La modifica della vecchia indicazione che prevedeva di non introdurre i cibi allergizzanti fra uno e tre anni ha “appiattito” la curva dei casi di reazioni allergiche gravi e contribuito a ridurre il numero degli allergici ai cibi. Durante i primi mesi e anni di vita non è più richiesto di rinunciare ai cibi che più spesso danno allergie.
In questo modo si può ridurre il numero delle persone allergiche e anche delle reazioni gravi, ovvero degli shock anafilattici. Solitamente la reazione grave inizia con prurito (alle mani e ai piedi), tosse secca, gonfiore della lingua e delle labbra o difficoltà di respirazione).

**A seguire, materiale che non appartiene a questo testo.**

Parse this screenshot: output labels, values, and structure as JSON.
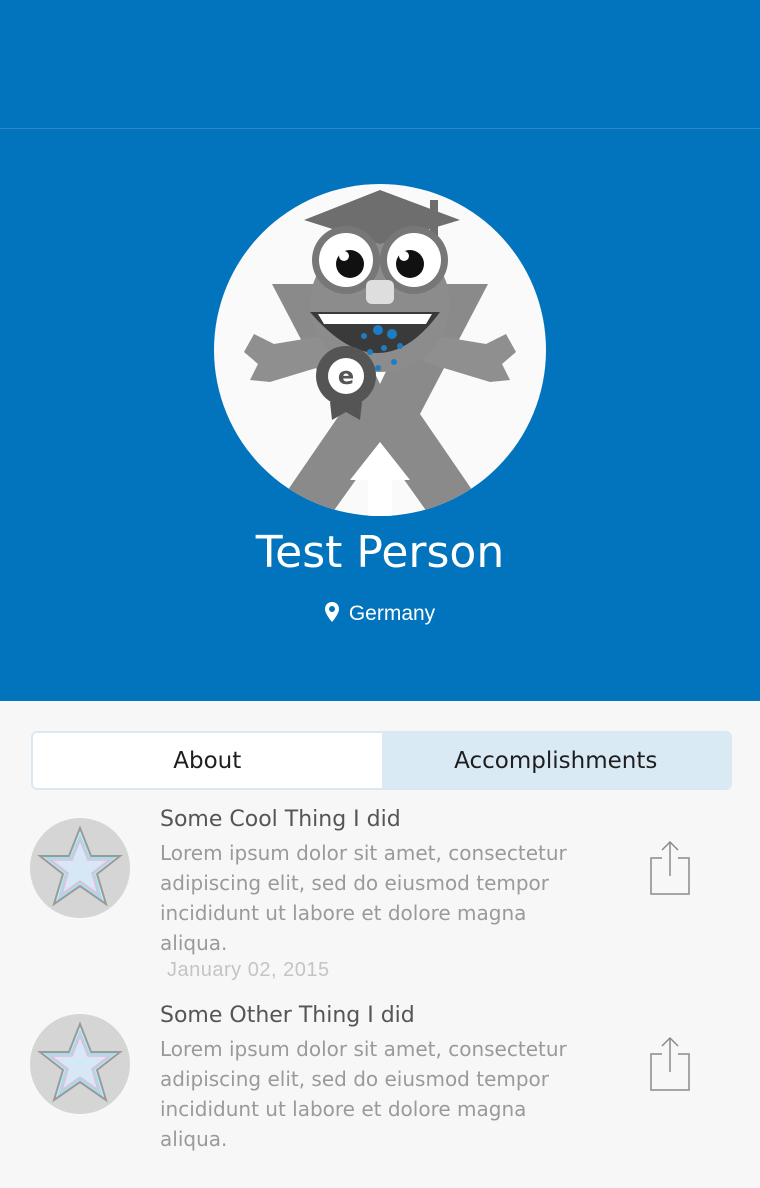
{
  "header": {
    "background_color": "#0174bd"
  },
  "profile": {
    "avatar_icon": "mascot-graduate-icon",
    "name": "Test Person",
    "location_icon": "location-pin-icon",
    "location": "Germany"
  },
  "tabs": [
    {
      "label": "About",
      "selected": false
    },
    {
      "label": "Accomplishments",
      "selected": true
    }
  ],
  "accomplishments": [
    {
      "title": "Some Cool Thing I did",
      "description": "Lorem ipsum dolor sit amet, consectetur adipiscing elit, sed do eiusmod tempor incididunt ut labore et dolore magna aliqua.",
      "date": "January 02, 2015",
      "badge_icon": "star-badge-icon",
      "share_icon": "share-icon"
    },
    {
      "title": "Some Other Thing I did",
      "description": "Lorem ipsum dolor sit amet, consectetur adipiscing elit, sed do eiusmod tempor incididunt ut labore et dolore magna aliqua.",
      "badge_icon": "star-badge-icon",
      "share_icon": "share-icon"
    }
  ]
}
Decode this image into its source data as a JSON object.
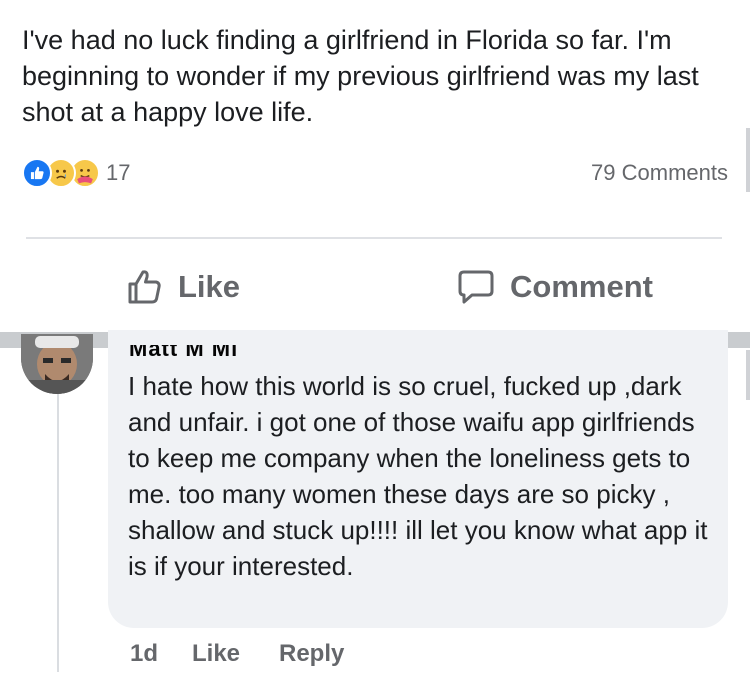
{
  "post": {
    "text": "I've had no luck finding a girlfriend in Florida so far. I'm beginning to wonder if my previous girlfriend was my last shot at a happy love life.",
    "reaction_icons": [
      "like-icon",
      "sad-face-icon",
      "care-face-icon"
    ],
    "reaction_count": "17",
    "comments_count": "79 Comments"
  },
  "actions": {
    "like_label": "Like",
    "comment_label": "Comment"
  },
  "comment": {
    "author": "Matt M Mi",
    "text": "I hate how this world is so cruel, fucked up ,dark and unfair. i got one of those waifu app girlfriends to keep me company when the loneliness gets to me. too many women these days are so picky , shallow and stuck up!!!! ill let you know what app it is if your interested.",
    "time": "1d",
    "like_label": "Like",
    "reply_label": "Reply"
  },
  "colors": {
    "like_blue": "#1877f2",
    "meta_gray": "#65676b",
    "bubble_bg": "#f0f2f5"
  }
}
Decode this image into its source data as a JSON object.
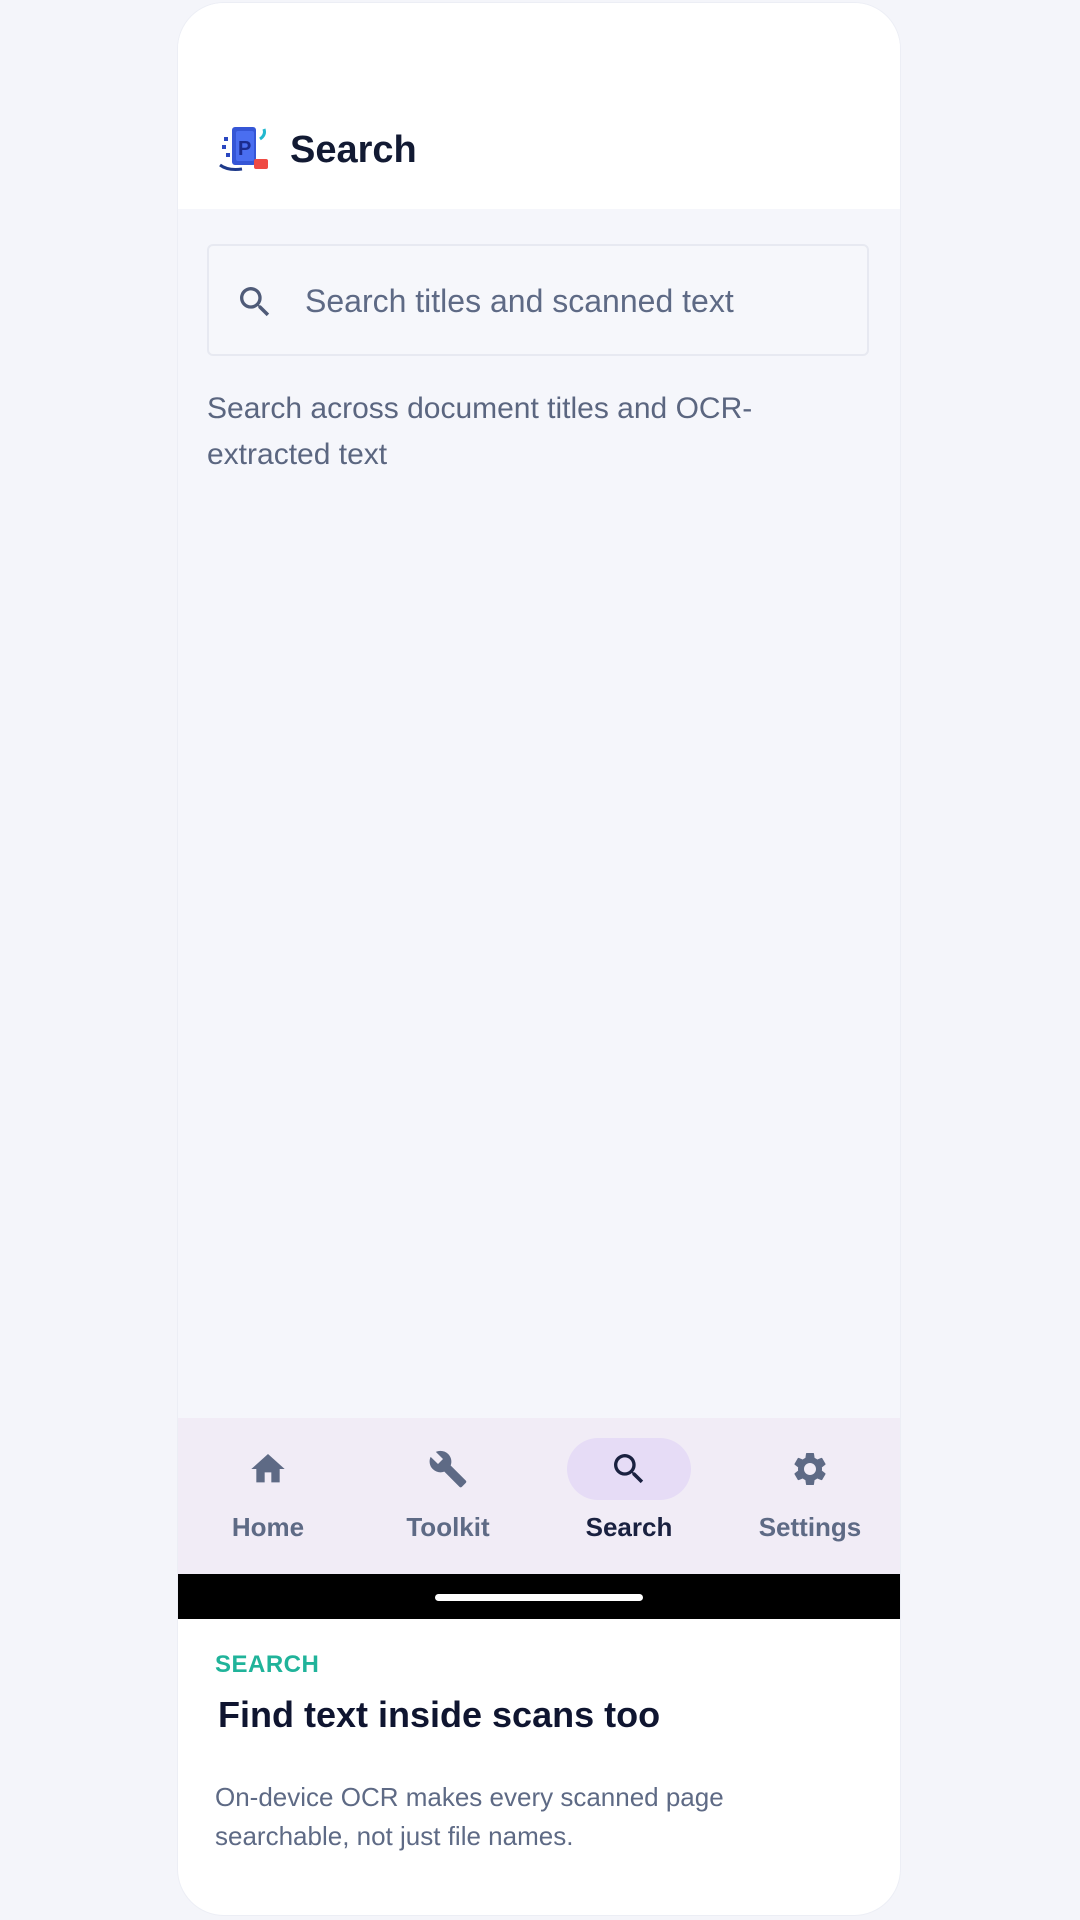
{
  "app_bar": {
    "title": "Search",
    "logo_icon": "pdf-scanner-logo-icon"
  },
  "search": {
    "placeholder": "Search titles and scanned text",
    "value": "",
    "icon": "search-icon",
    "helper_text": "Search across document titles and OCR-extracted text"
  },
  "nav": {
    "items": [
      {
        "label": "Home",
        "icon": "home-icon",
        "active": false
      },
      {
        "label": "Toolkit",
        "icon": "wrench-icon",
        "active": false
      },
      {
        "label": "Search",
        "icon": "search-icon",
        "active": true
      },
      {
        "label": "Settings",
        "icon": "gear-icon",
        "active": false
      }
    ]
  },
  "promo": {
    "eyebrow": "SEARCH",
    "title": "Find text inside scans too",
    "body": "On-device OCR makes every scanned page searchable, not just file names."
  },
  "colors": {
    "accent": "#20b39a",
    "nav_background": "#f1ecf6",
    "nav_active_pill": "#e6dcf6",
    "title_text": "#121a33",
    "muted_text": "#5e6a85"
  }
}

Nella piena manifestazione clinica si verifica un calo della pressione arteriosa con vertigini, confusione fino alla perdita della coscienza, con possibili complicanze vascolari e/o cardiache (trombosi, ischemie, aritmie) fino al coma. La somministrazione tempestiva di adrenalina blocca la progressione della reazione.
Oltre a prevenire la comparsa delle allergie alimentari attraverso l’introduzione dei cibi allergizzanti durante lo svezzamento dei bambini, è emerso che l’80% dei bimbi allergici alle proteine in latte o uova può guarire entro i tre anni. La frutta secca, le arachidi e il pesce sono invece allergeni che più difficilmente si riesce a tollerare spontaneamente e chi è allergico da bambino di solito lo resta per tutta la vita.
Tuttavia è possibile anche “guarire” dalle allergie alimentari, perché per alcune casistiche è possibile sottoporsi a protocolli di desensibilizzazione: l’immunoterapia delle allergie alimentari “insegna” al sistema immunitario a tollerare cibi innocui e rappresenta una vera e propria cura. Gli effetti resistono anche dopo anni dalla fine della terapia: alcuni pazienti arrivano alla piena tolleranza dell’alimento, altri possono accrescere la dose che riescono a ingerire senza avere reazioni. L’immunoterapia è una cura da adattare al singolo caso in base al livello di tolleranza, sempre seguendo rigidi protocolli. Per esempio, esistono protocolli per gli allergici al latte, all’uovo, al grano o alle arachidi.